The command for running lcat2cns is
lcat2cns [options] input reads output
The options are:
-x <0/1> sequencing platform: 0 = PACBIO, 1 = NANOPORE
default: 0
-t <Integer> number of threads (CPUs)
-p <Integer> batch size that the reads will be partitioned
-r <Real> minimum mapping ratio
-a <Integer> minimum overlap size
-c <Integer> minimum coverage under consideration
-l <Integer> minimum length of corrected sequence
-k <Integer> number of partition files when partitioning overlap results (if < 0, then it will be set to system limit value)
-d <Real> identity threshold
-w <Integer> slide window length
-m <Real> minimum coverage rate of modify region
-h print usage info.
If 'x' is set to be '0' (pacbio), then the other options have the following default values: -t 1 -p 100000 -r 0.9 -a 2000 -c 6 -l 5000 -k 10 -d 0.65 -w 75 -m 0.05 If 'x' is set to be '1' (nanopore), then the other options have the following default values: -t 1 -p 100000 -r 0.4 -a 400 -c 6 -l 2000 -k 10 -d 0.65 -w 75 -m 0.05
The corrected sequences are given in FASTA format.
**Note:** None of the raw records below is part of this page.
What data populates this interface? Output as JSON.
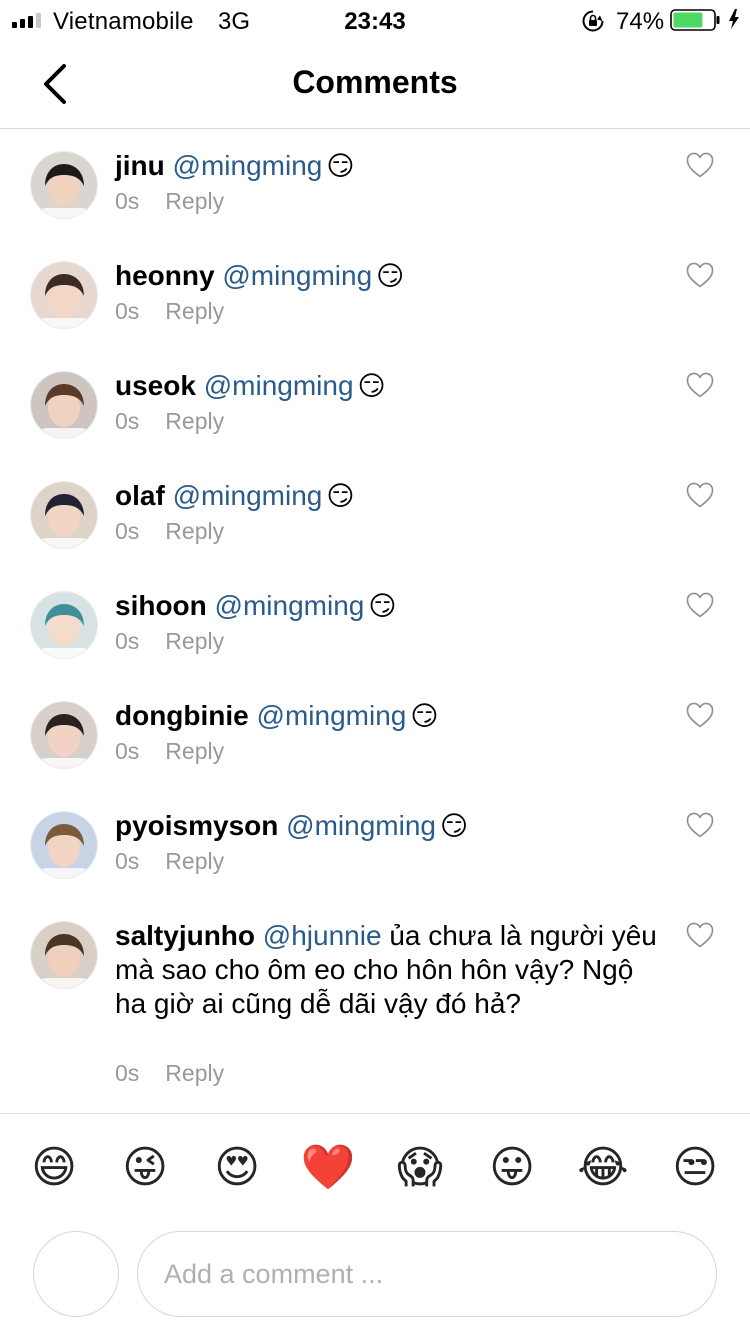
{
  "status_bar": {
    "carrier": "Vietnamobile",
    "network": "3G",
    "time": "23:43",
    "battery_percent": "74%",
    "battery_level": 0.74,
    "signal_bars_active": 3,
    "signal_bars_total": 4
  },
  "header": {
    "title": "Comments",
    "back_icon": "chevron-left-icon"
  },
  "comments": [
    {
      "username": "jinu",
      "mention": "@mingming",
      "text": "",
      "emoji": "😏",
      "time": "0s",
      "reply": "Reply"
    },
    {
      "username": "heonny",
      "mention": "@mingming",
      "text": "",
      "emoji": "😏",
      "time": "0s",
      "reply": "Reply"
    },
    {
      "username": "useok",
      "mention": "@mingming",
      "text": "",
      "emoji": "😏",
      "time": "0s",
      "reply": "Reply"
    },
    {
      "username": "olaf",
      "mention": "@mingming",
      "text": "",
      "emoji": "😏",
      "time": "0s",
      "reply": "Reply"
    },
    {
      "username": "sihoon",
      "mention": "@mingming",
      "text": "",
      "emoji": "😏",
      "time": "0s",
      "reply": "Reply"
    },
    {
      "username": "dongbinie",
      "mention": "@mingming",
      "text": "",
      "emoji": "😏",
      "time": "0s",
      "reply": "Reply"
    },
    {
      "username": "pyoismyson",
      "mention": "@mingming",
      "text": "",
      "emoji": "😏",
      "time": "0s",
      "reply": "Reply"
    },
    {
      "username": "saltyjunho",
      "mention": "@hjunnie",
      "text": "ủa chưa là người yêu mà sao cho ôm eo cho hôn hôn vậy? Ngộ ha giờ ai cũng dễ dãi vậy đó hả?",
      "emoji": "",
      "time": "0s",
      "reply": "Reply"
    }
  ],
  "quick_emojis": [
    "😄",
    "😜",
    "😍",
    "❤️",
    "😱",
    "😛",
    "😂",
    "😒"
  ],
  "composer": {
    "placeholder": "Add a comment ..."
  },
  "colors": {
    "mention": "#2a5b8a",
    "meta": "#999999",
    "battery_fill": "#4cd964",
    "divider": "#dbdbdb"
  }
}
The header of each corrected sequence consists of three components seperated by underlines:
>A_B_C_D
where A is the original read id B is the left-most effective position C is the right-most effective position D is the length of the corrected sequence by effective position we mean the position in the original sequence that is covered by at least c (the argument to the option -c) reads.